Which is not to say that he’s by any means the perfect writer. His heroines, for the most part, aren’t nearly as interesting as his male characters, and while he’s wonderful on the subject of dark, twisted, obsessive love (from Sikes and Nancy to Pip and Estella), his romantic stories are sentimental and bland. He’s a wonderful entertainer, but occasionally there are passages of incredible tedium; David Copperfield, for instance, is terrific right up until about page 350, where it suddenly seems to stop dead for 150 pages. Dickens’ indignation at the injustice of the world can be thrilling, but he can also be pompous, self-righteous, sentimental, conventional, heavy-handed, pious. For the most part his prose is vivid, precise and witty. At other times he seems to be writing by the yard.
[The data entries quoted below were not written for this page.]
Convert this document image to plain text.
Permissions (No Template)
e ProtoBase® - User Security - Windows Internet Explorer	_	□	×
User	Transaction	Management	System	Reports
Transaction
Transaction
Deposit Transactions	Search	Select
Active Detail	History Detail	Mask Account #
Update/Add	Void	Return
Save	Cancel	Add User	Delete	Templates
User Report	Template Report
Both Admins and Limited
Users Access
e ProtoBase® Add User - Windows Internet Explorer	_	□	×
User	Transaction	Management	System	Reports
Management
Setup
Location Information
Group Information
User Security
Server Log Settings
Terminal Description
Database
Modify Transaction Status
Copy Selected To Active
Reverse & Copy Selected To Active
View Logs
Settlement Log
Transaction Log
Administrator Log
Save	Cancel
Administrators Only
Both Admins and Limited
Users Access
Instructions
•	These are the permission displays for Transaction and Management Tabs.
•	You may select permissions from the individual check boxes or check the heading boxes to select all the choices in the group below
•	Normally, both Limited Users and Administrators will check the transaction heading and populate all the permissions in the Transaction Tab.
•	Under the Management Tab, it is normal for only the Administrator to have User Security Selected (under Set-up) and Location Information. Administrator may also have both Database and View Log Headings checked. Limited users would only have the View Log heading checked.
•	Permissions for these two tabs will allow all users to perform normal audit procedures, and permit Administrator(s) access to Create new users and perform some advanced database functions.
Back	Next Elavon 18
And yet there’s still no other author that I’d swap him for. He demands emotional engagement from his readers, and even in his weakest books there are wonderful things. For all the occasional coincidences and contrivances, his stories are gripping, ingenious, thrilling. He engaged with the world around him, both as an author and an activist, and wrote with incredible energy and professionalism. His powers of observation are second to none, and he’s the supreme creator of character in the English language. Even if you’ve never read a word of Dickens, you’ll know about Scrooge and Fagin, Miss Havisham and Smike. Reading Oliver Twist now, I get the sense of an author flexing his muscles. He went on to write finer books (for what it’s worth, I think the greatest are Great Expectations, Bleak House and Our Mutual Friend) but Oliver Twist shows a writer realising exactly what he’s capable of; his ability to make a reader laugh, cry, shudder or shout out loud.
David Nicholls is the author of One Day and is currently working on a feature-film version of Dickens’ Great Expectations.